P. Enquanto a CPI acontece, na Câmara estão aprovando o fim do licenciamento ambiental, a privatização da Eletrobras... Como fazer o calor da rua convencer esse Centrão, que tem interesses ideológicos parecidos aos de Bolsonaro?

R. Uma parte do Congresso, não é de hoje, é composta por bancadas de interesses, bancadas de lobistas. O lobby do agronegócio, o lobby das empreiteiras... Você tem um conjunto de interesses que atuam para aprovar leis que favorecem seus negócios, seus lucros, e frequentemente causando danos ao povo brasileiro. O que coloco em relação ao Centrão não é no sentido de convencê-lo. A questão não passa por aí, passa por um cálculo de interesses deles.

P. Antes da pandemia, em 2019, tivemos manifestações bastante amplas pela educação.

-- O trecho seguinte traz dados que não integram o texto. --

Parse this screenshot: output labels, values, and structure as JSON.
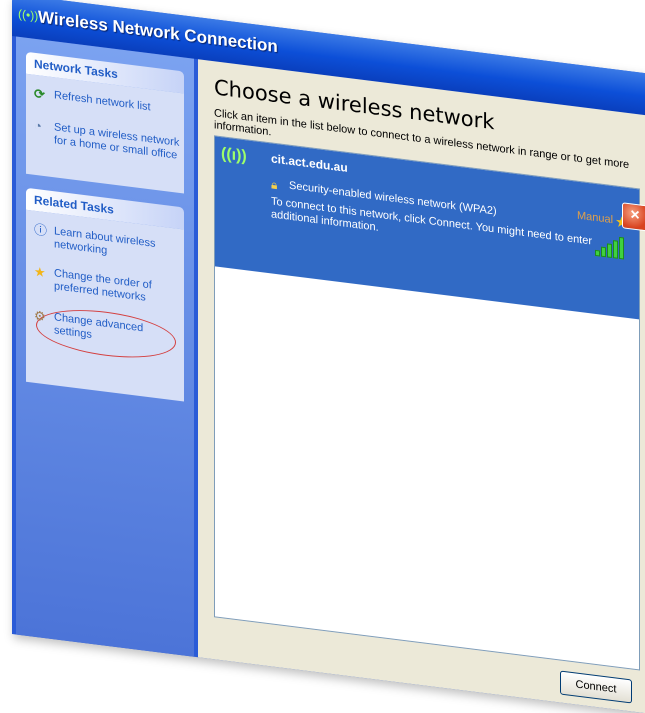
{
  "window": {
    "title": "Wireless Network Connection",
    "title_icon": "wireless-network-icon",
    "close_icon": "close-icon"
  },
  "sidebar": {
    "network_tasks": {
      "header": "Network Tasks",
      "items": [
        {
          "label": "Refresh network list",
          "icon": "refresh-icon"
        },
        {
          "label": "Set up a wireless network for a home or small office",
          "icon": "wireless-setup-icon"
        }
      ]
    },
    "related_tasks": {
      "header": "Related Tasks",
      "items": [
        {
          "label": "Learn about wireless networking",
          "icon": "info-icon"
        },
        {
          "label": "Change the order of preferred networks",
          "icon": "star-icon"
        },
        {
          "label": "Change advanced settings",
          "icon": "settings-icon",
          "highlighted": true
        }
      ]
    }
  },
  "main": {
    "heading": "Choose a wireless network",
    "instruction": "Click an item in the list below to connect to a wireless network in range or to get more information.",
    "networks": [
      {
        "name": "cit.act.edu.au",
        "security": "Security-enabled wireless network (WPA2)",
        "description": "To connect to this network, click Connect. You might need to enter additional information.",
        "status": "Manual",
        "signal_bars": 5,
        "selected": true
      }
    ],
    "connect_label": "Connect"
  },
  "colors": {
    "titlebar": "#0c4fd8",
    "sidebar": "#6a8ee6",
    "selection": "#316ac5",
    "content_bg": "#ece9d8",
    "annotation": "#d44040"
  }
}
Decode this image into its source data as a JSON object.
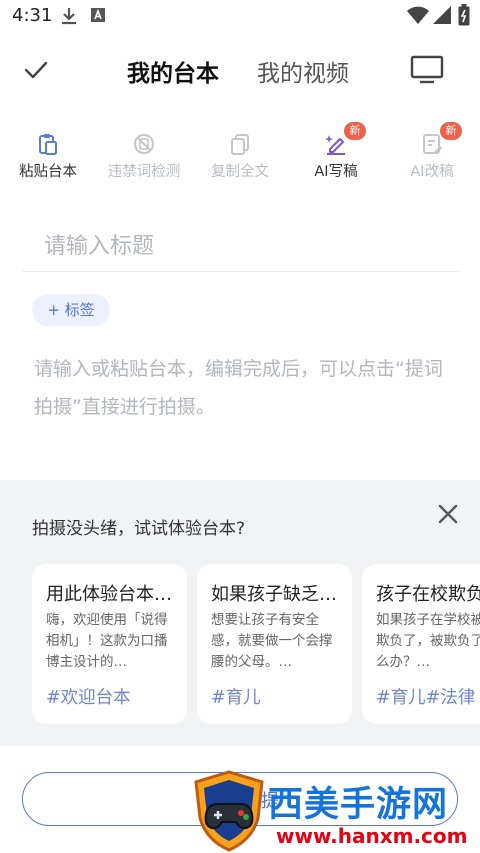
{
  "status_bar": {
    "time": "4:31",
    "icons": [
      "download-icon",
      "a-letter-icon",
      "wifi-icon",
      "signal-icon",
      "battery-icon"
    ]
  },
  "header": {
    "tabs": [
      {
        "label": "我的台本",
        "active": true
      },
      {
        "label": "我的视频",
        "active": false
      }
    ],
    "left_icon": "check-icon",
    "right_icon": "monitor-icon"
  },
  "toolbar": {
    "items": [
      {
        "label": "粘贴台本",
        "icon": "paste-icon",
        "enabled": true,
        "badge": ""
      },
      {
        "label": "违禁词检测",
        "icon": "forbidden-word-icon",
        "enabled": false,
        "badge": ""
      },
      {
        "label": "复制全文",
        "icon": "copy-icon",
        "enabled": false,
        "badge": ""
      },
      {
        "label": "AI写稿",
        "icon": "ai-write-icon",
        "enabled": true,
        "badge": "新"
      },
      {
        "label": "AI改稿",
        "icon": "ai-rewrite-icon",
        "enabled": false,
        "badge": "新"
      }
    ]
  },
  "editor": {
    "title_placeholder": "请输入标题",
    "tag_button": "+ 标签",
    "body_placeholder": "请输入或粘贴台本，编辑完成后，可以点击“提词拍摄”直接进行拍摄。"
  },
  "suggestions": {
    "title": "拍摄没头绪，试试体验台本?",
    "cards": [
      {
        "title": "用此体验台本…",
        "desc": "嗨，欢迎使用「说得相机」！这款为口播博主设计的…",
        "tags": "#欢迎台本"
      },
      {
        "title": "如果孩子缺乏…",
        "desc": "想要让孩子有安全感，就要做一个会撑腰的父母。…",
        "tags": "#育儿"
      },
      {
        "title": "孩子在校欺负",
        "desc": "如果孩子在学校被人欺负了，被欺负了怎么办？…",
        "tags": "#育儿#法律"
      }
    ]
  },
  "bottom": {
    "record_label": "提"
  },
  "watermark": {
    "title": "西美手游网",
    "url": "www.hanxm.com"
  },
  "colors": {
    "accent": "#5470d0",
    "badge": "#f0614c",
    "disabled": "#b8bcc4",
    "tag_text": "#6f86cf",
    "panel_bg": "#f2f3f5"
  }
}
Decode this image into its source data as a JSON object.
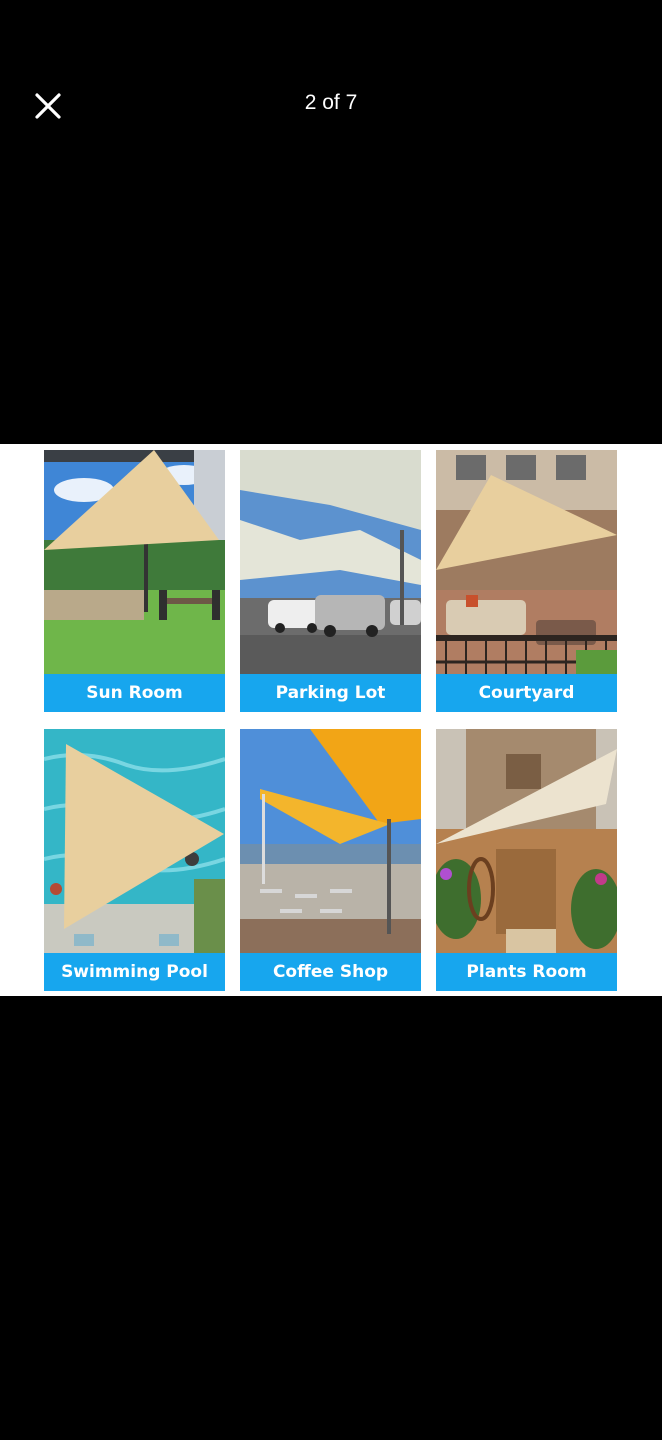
{
  "header": {
    "close_icon": "close-icon",
    "counter": "2 of 7"
  },
  "image": {
    "tiles": [
      {
        "label": "Sun Room"
      },
      {
        "label": "Parking Lot"
      },
      {
        "label": "Courtyard"
      },
      {
        "label": "Swimming Pool"
      },
      {
        "label": "Coffee Shop"
      },
      {
        "label": "Plants Room"
      }
    ],
    "label_color": "#17a6ee",
    "sail_color": "#e8cf9e"
  }
}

Mas desde então não tivemos mais grandes manifestações contra Bolsonaro até agora —e dificultadas pela pandemia. Houve alguma dificuldade da esquerda e dos movimentos sociais em encontrar uma pauta comum contra Bolsonaro?

R. Como você bem lembrou, teve o tsunami da educação e também uma série de outras convocações ao longo do ano, como contra a reforma da Previdência. Agora, naquele momento a popularidade de Bolsonaro ainda estava alta, foi o primeiro ano dele de Governo. Existia ainda na sociedade, ou em parte dela, uma expectativa positiva de um presidente que tinha sido recém eleito. Quando a popularidade dele começa a cair, em 2020, é justamente o momento em que entra a pandemia. A queda da aprovação do Governo poderia levar a uma onda de mobilizações, mas isso veio com a pandemia, e aí se criou um ambiente muito difícil para fazer mobilizações. Teve as puxadas pelas torcidas organizadas, que nós nos envolvemos, mas agora espero que a gente possa construir um outro ciclo.

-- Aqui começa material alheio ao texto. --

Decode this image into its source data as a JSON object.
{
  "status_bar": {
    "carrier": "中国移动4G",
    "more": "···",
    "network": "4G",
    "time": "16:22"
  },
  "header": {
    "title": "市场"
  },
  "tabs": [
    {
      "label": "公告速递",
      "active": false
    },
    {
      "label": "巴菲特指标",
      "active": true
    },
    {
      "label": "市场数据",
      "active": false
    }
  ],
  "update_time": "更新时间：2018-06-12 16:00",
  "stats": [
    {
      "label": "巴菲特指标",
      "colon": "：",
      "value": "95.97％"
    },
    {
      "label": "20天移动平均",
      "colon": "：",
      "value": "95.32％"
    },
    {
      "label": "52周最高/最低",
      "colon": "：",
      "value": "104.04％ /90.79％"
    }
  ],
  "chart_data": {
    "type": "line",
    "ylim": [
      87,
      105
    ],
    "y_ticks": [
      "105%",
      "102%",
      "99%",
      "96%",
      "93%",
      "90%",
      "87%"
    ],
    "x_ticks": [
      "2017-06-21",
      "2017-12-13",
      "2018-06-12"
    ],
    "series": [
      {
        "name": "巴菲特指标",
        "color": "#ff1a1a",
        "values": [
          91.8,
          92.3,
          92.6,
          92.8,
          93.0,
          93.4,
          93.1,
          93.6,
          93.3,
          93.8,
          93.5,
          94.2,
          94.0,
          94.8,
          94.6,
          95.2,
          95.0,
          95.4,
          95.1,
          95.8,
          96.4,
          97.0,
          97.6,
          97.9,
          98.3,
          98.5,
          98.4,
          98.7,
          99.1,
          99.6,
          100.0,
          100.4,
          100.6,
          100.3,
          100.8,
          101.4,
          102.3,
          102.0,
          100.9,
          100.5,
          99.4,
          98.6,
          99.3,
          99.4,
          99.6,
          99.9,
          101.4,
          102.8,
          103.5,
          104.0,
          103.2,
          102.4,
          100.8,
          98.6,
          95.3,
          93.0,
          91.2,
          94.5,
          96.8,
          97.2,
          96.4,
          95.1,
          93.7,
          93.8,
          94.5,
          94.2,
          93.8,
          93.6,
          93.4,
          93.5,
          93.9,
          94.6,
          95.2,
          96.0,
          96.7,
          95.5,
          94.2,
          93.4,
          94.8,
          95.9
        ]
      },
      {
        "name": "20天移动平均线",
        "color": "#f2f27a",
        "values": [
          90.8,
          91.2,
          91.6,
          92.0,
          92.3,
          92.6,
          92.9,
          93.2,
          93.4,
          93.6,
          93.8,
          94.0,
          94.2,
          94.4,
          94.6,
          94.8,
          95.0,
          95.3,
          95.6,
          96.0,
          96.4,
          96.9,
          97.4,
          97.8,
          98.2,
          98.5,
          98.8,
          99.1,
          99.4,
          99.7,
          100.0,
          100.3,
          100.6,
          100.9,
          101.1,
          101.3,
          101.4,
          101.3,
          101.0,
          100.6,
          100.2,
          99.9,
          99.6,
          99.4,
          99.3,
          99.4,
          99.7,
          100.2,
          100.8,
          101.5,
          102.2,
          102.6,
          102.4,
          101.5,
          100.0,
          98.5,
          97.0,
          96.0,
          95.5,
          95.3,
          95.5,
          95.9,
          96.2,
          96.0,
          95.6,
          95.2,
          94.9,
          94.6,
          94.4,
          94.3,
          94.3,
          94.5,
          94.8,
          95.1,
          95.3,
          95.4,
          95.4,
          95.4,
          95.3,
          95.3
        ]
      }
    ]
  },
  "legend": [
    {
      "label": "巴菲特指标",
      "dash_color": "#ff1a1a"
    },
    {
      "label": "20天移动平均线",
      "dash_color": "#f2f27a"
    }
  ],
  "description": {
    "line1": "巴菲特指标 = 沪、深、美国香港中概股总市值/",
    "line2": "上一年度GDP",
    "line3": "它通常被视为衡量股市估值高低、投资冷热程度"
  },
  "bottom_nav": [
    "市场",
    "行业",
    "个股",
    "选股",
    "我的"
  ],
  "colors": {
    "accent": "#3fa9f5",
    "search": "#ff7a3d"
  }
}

P. Desde 2016 a esquerda vem colhendo resultados ruins nas eleições. Acha que depois das eleições municipais e da queda das condenações do ex-presidente Lula, a maré virou? O momento é também mais propício para a esquerda?

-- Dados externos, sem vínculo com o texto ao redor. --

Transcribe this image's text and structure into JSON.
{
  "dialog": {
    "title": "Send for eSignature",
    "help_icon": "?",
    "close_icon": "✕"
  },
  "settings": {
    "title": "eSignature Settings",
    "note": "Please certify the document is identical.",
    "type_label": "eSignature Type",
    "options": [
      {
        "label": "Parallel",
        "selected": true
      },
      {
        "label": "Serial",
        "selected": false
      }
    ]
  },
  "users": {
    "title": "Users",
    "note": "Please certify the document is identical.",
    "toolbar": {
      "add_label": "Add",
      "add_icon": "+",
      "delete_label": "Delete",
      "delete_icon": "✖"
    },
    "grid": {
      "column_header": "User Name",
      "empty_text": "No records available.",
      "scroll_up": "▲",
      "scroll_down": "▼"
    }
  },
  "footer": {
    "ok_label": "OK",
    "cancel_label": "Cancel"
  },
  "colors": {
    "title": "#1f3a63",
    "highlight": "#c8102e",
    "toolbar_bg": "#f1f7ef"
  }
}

R. O grande sentimento na sociedade brasileira hoje é de rejeição a Bolsonaro. Inclusive de pessoas que acreditaram nele em 2018. É importante que se diga que a maioria das pessoas que votou em Bolsonaro não é terraplanista, não é viúva da ditadura nem defende tortura. Muita gente votou como um desabafo, um grito de “basta, quero mudar, acabar com a corrupção”. Esse era o clima das eleições de 2018. Mas o cara que se apresentou como quem ia mudar tudo que está aí é o mesmo que hoje está nos braços do Centrão, que governa para salvar o filho metido em rachadinha, e que está ligado às milícias do Rio de Janeiro. Isso também fez com que aquele caldo que existia em 2018 se voltasse contra Bolsonaro. Fora o desastre econômico e sanitário. O grande sentimento que existe é o de virar a página desse pesadelo chamado Jair Bolsonaro. Espero que isso possa se traduzir em um amplo movimento já em 2021, mas que isso também se traduza em vitória eleitoral em 2022. Porque se trata de derrotar Bolsonaro, de derrotar essa ameaça à democracia, mas também de apresentar um projeto de reconstrução nacional que vire a página de seis anos de neoliberalismo que sangraram o povo brasileiro. Eu e meus companheiros do PSOL estamos empenhados em construir uma unidade que expresse isso.

P. Ou seja, se o antipetismo foi o principal movimento que levou Bolsonaro ao poder, o antibolsonarismo pode ser o movimento que agora vai tirá-lo do poder?

R. O antibolsonarismo deve dar a tônica das eleições de 2022, caso ele chegue até lá como presidente. Estamos trabalhando para que ele não chegue, porque o contrario vai significar um custo de vidas e um custo social altíssimo.